Two Terrific Tree Books (for San Francisco)

Birding is tough (perhaps it’s for the birds?). How about treeing? Trees stay still long enough to look closely at them, touch them, puzzle over their species. Left in the dark by the massive Sibley Guide to Trees, I turned to a few local books. Sibley might come in handy where native plants are growing, but most of SF is a cultivated garden with extremely exotic species. Of the top 20 species in town, not a single one is a native San Franciscan tree. 7 of the 20 are of Australian/New Zealand origin. (By contrast, Melbourne’s top 20 includes 14 native Australian trees, and 2 native to the US while SF only has 1 native to the US.) No wonder I’ve flung Sibley across the park so many times in frustration, trying to figure out what lies in front of me.
* Trees of the Panhandle, Golden Gate Park, San Francisco by Elizabeth McClintock and Virgina Moore
Originally published in 1965, the copy I read had an addendum in 1973 noting which trees had disappeared from the park. Includes maps of the trees in the Panhandle, but since it was published over 40 years ago, not many of the trees listed still survive. A cursory walk this morning revealed only the Redwoods, Monterrey cypruses and pines, Eucalyptuses, and a black walnut to be still among us. Decades of having to struggle to breathe alongside the highways of Oak/Fell street took their toll. Trees planted in the Panhandle pre-dated those in the rest of the GGP.

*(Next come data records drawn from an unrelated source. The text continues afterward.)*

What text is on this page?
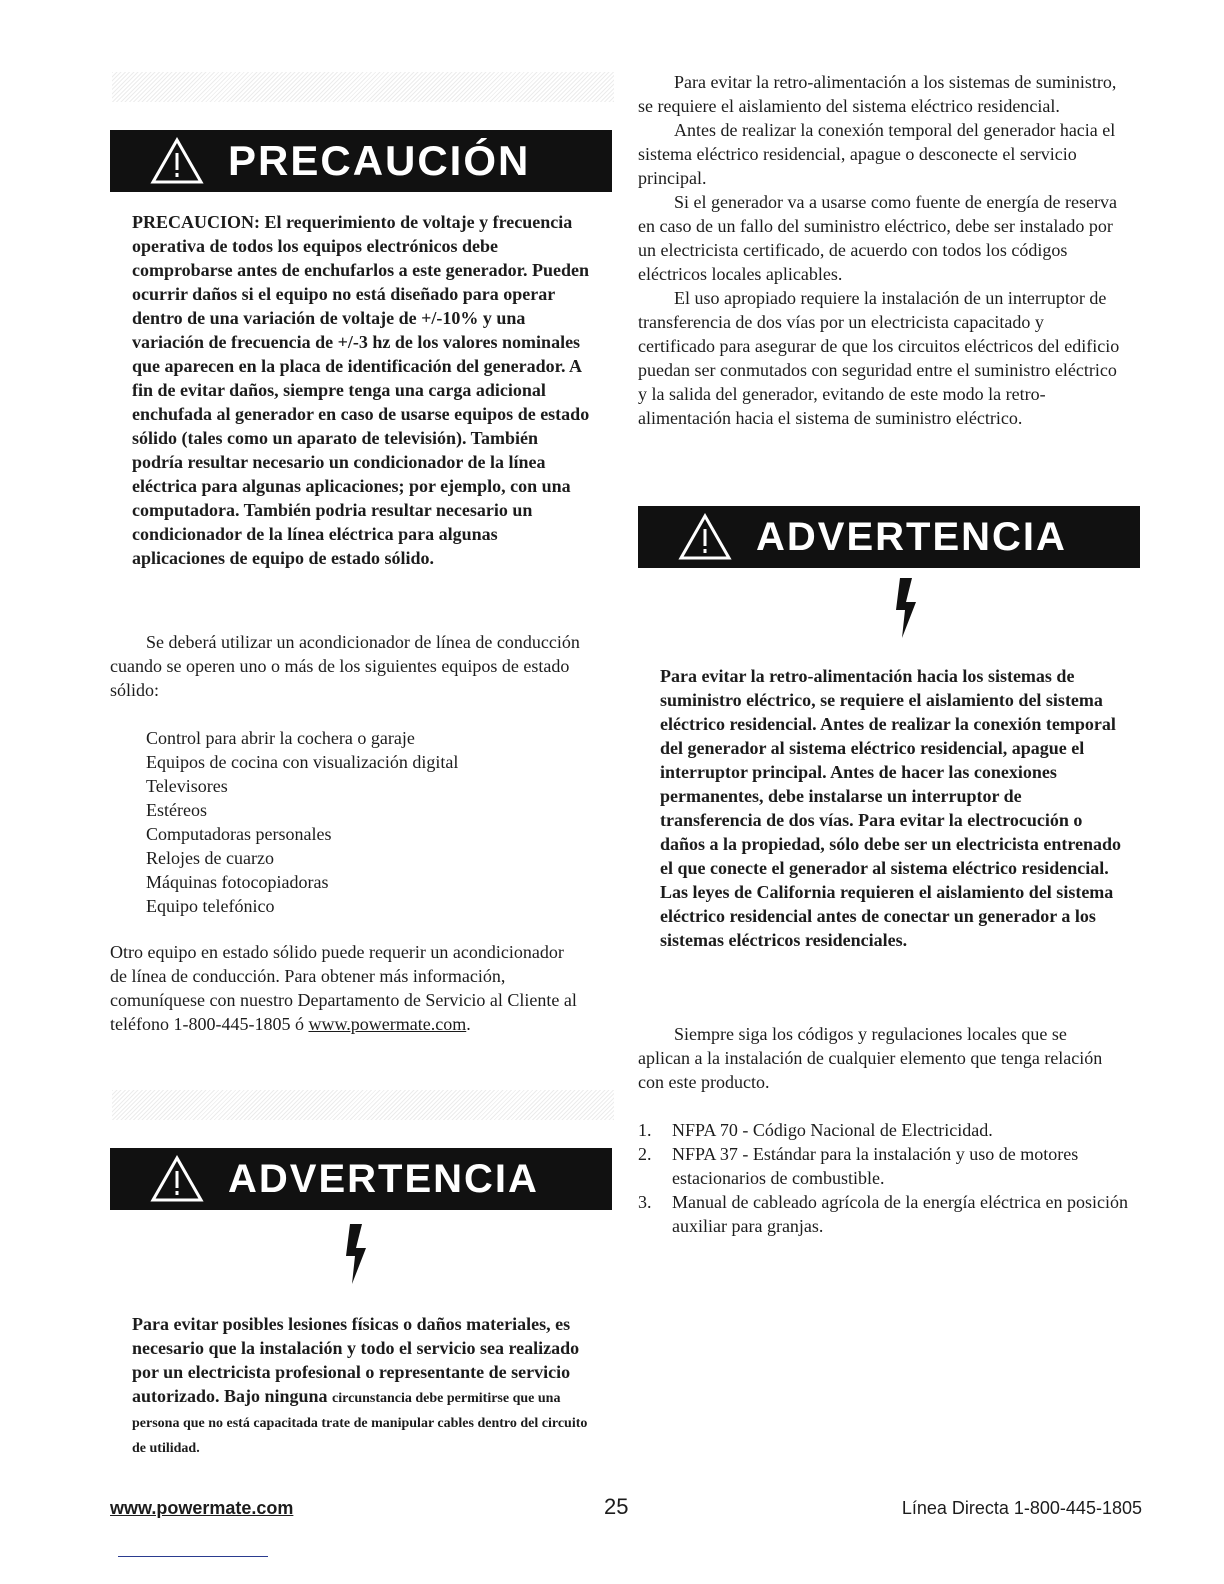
PRECAUCIÓN

PRECAUCION: El requerimiento de voltaje y frecuencia operativa de todos los equipos electrónicos debe comprobarse antes de enchufarlos a este generador. Pueden ocurrir daños si el equipo no está diseñado para operar dentro de una variación de voltaje de +/-10% y una variación de frecuencia de +/-3 hz de los valores nominales que aparecen en la placa de identificación del generador. A fin de evitar daños, siempre tenga una carga adicional enchufada al generador en caso de usarse equipos de estado sólido (tales como un aparato de televisión). También podría resultar necesario un condicionador de la línea eléctrica para algunas aplicaciones; por ejemplo, con una computadora. También podria resultar necesario un condicionador de la línea eléctrica para algunas aplicaciones de equipo de estado sólido.

Se deberá utilizar un acondicionador de línea de conducción cuando se operen uno o más de los siguientes equipos de estado sólido:

Control para abrir la cochera o garaje
Equipos de cocina con visualización digital
Televisores
Estéreos
Computadoras personales
Relojes de cuarzo
Máquinas fotocopiadoras
Equipo telefónico

Otro equipo en estado sólido puede requerir un acondicionador de línea de conducción. Para obtener más información, comuníquese con nuestro Departamento de Servicio al Cliente al teléfono 1-800-445-1805 ó www.powermate.com.

ADVERTENCIA

Para evitar posibles lesiones físicas o daños materiales, es necesario que la instalación y todo el servicio sea realizado por un electricista profesional o representante de servicio autorizado. Bajo ninguna circunstancia debe permitirse que una persona que no está capacitada trate de manipular cables dentro del circuito de utilidad.

Para evitar la retro-alimentación a los sistemas de suministro, se requiere el aislamiento del sistema eléctrico residencial.

Antes de realizar la conexión temporal del generador hacia el sistema eléctrico residencial, apague o desconecte el servicio principal.

Si el generador va a usarse como fuente de energía de reserva en caso de un fallo del suministro eléctrico, debe ser instalado por un electricista certificado, de acuerdo con todos los códigos eléctricos locales aplicables.

El uso apropiado requiere la instalación de un interruptor de transferencia de dos vías por un electricista capacitado y certificado para asegurar de que los circuitos eléctricos del edificio puedan ser conmutados con seguridad entre el suministro eléctrico y la salida del generador, evitando de este modo la retro-alimentación hacia el sistema de suministro eléctrico.

ADVERTENCIA

Para evitar la retro-alimentación hacia los sistemas de suministro eléctrico, se requiere el aislamiento del sistema eléctrico residencial. Antes de realizar la conexión temporal del generador al sistema eléctrico residencial, apague el interruptor principal. Antes de hacer las conexiones permanentes, debe instalarse un interruptor de transferencia de dos vías. Para evitar la electrocución o daños a la propiedad, sólo debe ser un electricista entrenado el que conecte el generador al sistema eléctrico residencial. Las leyes de California requieren el aislamiento del sistema eléctrico residencial antes de conectar un generador a los sistemas eléctricos residenciales.

Siempre siga los códigos y regulaciones locales que se aplican a la instalación de cualquier elemento que tenga relación con este producto.

1.	NFPA 70 - Código Nacional de Electricidad.
2.	NFPA 37 - Estándar para la instalación y uso de motores estacionarios de combustible.
3.	Manual de cableado agrícola de la energía eléctrica en posición auxiliar para granjas.
www.powermate.com	25	Línea Directa 1-800-445-1805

* The trees of San Francisco by Mike Sullivan
A tree nerd by weekend and venture cap lawyer by day, Sullivan guides us through several of the most common trees you encounter in SF. 90% of the forest canopy in GGP and most other SF parks is Monterey pine, Monterey cyprus, and blue gum Eucalyptus. Lombardy poplars are frequently planted as windbreaks (Alamo Square?). I think I have a bead on one of my favorite trees in the Lower Haight- Page @ Scott, the willow-ish tree that’s umbrella shaped = California Pepper Tree? Sullivan’s guide is great, including street addresses for examples of trees and a handful of neighborhood walking tours (self-guided) that I will surely indulge in before handing the book back to the library. Published in 2004, still contains relevant information. Trees in front of my apartment are Bronze Loquats!